Harper here scoots into first, just ahead of Al Kaline, who was beginning a Hall-of-Fame career in earnest. You might say Adrian Beltre is a bit of a cautionary tale, since he gave back his gains in 2005. But Beltre and Harper are different player types, and Beltre moved into a hitter's graveyard, and in the end Beltre is still on his own Hall-of-Fame course. The point isn't that Harper is or isn't guaranteed to repeat the season he just had -- the best we can do is guess, and there are no guarantees. It seems like Harper is on track to do some wonderful things. We all thought the same a year ago, but now it's so much easier to imagine the best-case scenarios. Harper realized his potential. That's less common than you might think.

As an additional note, just to further separate Harper -- his walk rate increased 9.4 percentage points. That's the fifth-biggest increase in the whole spreadsheet, which, again, has a sample north of 10,000. The breakout was total. His discipline leaped forward. His power leaped forward. He even stayed healthy, which, for Harper, is its own sort of breakout. He was 22 years old (23, as of a month ago).
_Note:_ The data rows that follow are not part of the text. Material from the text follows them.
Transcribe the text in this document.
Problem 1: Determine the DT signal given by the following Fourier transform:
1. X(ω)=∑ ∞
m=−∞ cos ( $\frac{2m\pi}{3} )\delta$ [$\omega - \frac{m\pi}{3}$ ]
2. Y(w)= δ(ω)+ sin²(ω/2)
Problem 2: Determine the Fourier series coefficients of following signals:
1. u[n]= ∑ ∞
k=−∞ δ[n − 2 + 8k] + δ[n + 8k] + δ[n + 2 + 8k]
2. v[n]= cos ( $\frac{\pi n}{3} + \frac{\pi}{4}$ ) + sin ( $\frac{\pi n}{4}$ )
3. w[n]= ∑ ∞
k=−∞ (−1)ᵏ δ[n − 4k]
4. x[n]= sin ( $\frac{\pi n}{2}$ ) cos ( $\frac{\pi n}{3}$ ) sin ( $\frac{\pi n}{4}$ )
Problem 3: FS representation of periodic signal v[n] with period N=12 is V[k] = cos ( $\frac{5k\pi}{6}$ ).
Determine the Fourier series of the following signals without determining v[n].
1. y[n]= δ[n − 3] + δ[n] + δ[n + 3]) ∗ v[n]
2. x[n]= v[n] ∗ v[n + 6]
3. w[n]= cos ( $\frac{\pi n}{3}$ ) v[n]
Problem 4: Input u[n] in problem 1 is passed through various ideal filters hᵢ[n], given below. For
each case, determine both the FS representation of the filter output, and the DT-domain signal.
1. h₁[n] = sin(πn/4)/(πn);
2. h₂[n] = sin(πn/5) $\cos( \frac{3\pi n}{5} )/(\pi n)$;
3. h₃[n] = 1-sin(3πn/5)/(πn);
Of course, it's a little bit misleading to compare Harper's 2015 to just his 2014, because he had an injured thumb in 2014, and his first two years were better. Harper sunk a bit before he rose, so maybe that boosts him artificially or something. But ultimately, the takeaway isn't whether Harper had the biggest all-time breakout, or the third-biggest, or the seventh-biggest, or anything. It's that he had some sort of all-time breakout, a breakout that ranks among the biggest in the whole history of the sport.

Precious few players have ever done something somewhat similar to what Harper just did. There have been a lot of players. Maybe the most impressive thing is that Harper did it. Or maybe the most impressive thing is that none of us were all that surprised. Think of all the players for whom you've had high hopes. Think of how many times you've imagined what a player would look like if he put everything together. Players don't put everything together. Not more than once in a blue damn moon.